NEWPORT – SAD 48 taxpayers should see a cut in the six district towns’ assessments to fund education this year, Superintendent William Braun said this week.

“There should be a 6 percent across-the-board reduction in what we tax the towns,” Braun said.

The superintendent said all calculations are preliminary as the district is awaiting final numbers from the Maine Department of Education, and the school budget is being fine-tuned. “We are currently at a 3.4 percent increase and we want to drop down to 3 percent,” he said.

SAD 48’s state subsidy likely will increase by more than $782,000, according to preliminary figures provided by the state to SAD 48 on Feb. 1, business manager Kelley Carter said Tuesday.

Last year, the district received $9,593,416 in state subsidy. This year’s preliminary subsidy is $10,376,027. Carter said that depending on final figures, this could mean a reduction in the local tax assessment of 6 percent to 8 percent.

Last year’s budget of $17,009,587 still is being reviewed, he said, but the goal appears to be a 3 percent increase.

Braun added that a search already has begun and is gaining interested applicants to replace Nokomis Regional High School Principal Dan Mills who is retiring in July. The high school has more than 750 students from eight communities, and the position has a salary in the mid-$70,000 range, he said.

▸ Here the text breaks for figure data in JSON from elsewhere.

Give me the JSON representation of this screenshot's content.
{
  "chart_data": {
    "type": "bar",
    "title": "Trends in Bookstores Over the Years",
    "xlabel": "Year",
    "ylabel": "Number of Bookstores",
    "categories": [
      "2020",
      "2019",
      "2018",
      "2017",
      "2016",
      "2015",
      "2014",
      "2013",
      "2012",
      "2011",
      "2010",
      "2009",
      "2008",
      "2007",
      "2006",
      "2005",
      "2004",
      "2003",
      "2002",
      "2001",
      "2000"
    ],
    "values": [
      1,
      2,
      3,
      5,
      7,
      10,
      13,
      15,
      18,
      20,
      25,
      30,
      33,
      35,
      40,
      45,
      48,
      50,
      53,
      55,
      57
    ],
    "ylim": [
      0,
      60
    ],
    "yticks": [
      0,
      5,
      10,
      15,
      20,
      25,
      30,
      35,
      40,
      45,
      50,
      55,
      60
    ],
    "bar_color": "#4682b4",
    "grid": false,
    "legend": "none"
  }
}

Meanwhile, Braun said the aging high school will be in need of repairs in the future. “We have some dramatic needs,” he said, adding that the school board is assessing those needs.

Braun said he has heard some criticism of the school board’s recent decision to allow a football team to be created at Nokomis Regional High School. He said it was important for area residents to know that the entire cost of the program is being funded by volunteer donations, and that a recent advertisement for a head coach was a control issue, not to be funded by SAD 48.

“We need to have some control,” Braun said. “This person needs a background check, fingerprinting.”

Braun added that a $2,500 appropriation to the football program did not come from educational funds but was made by the school board from their individual salaries as board members.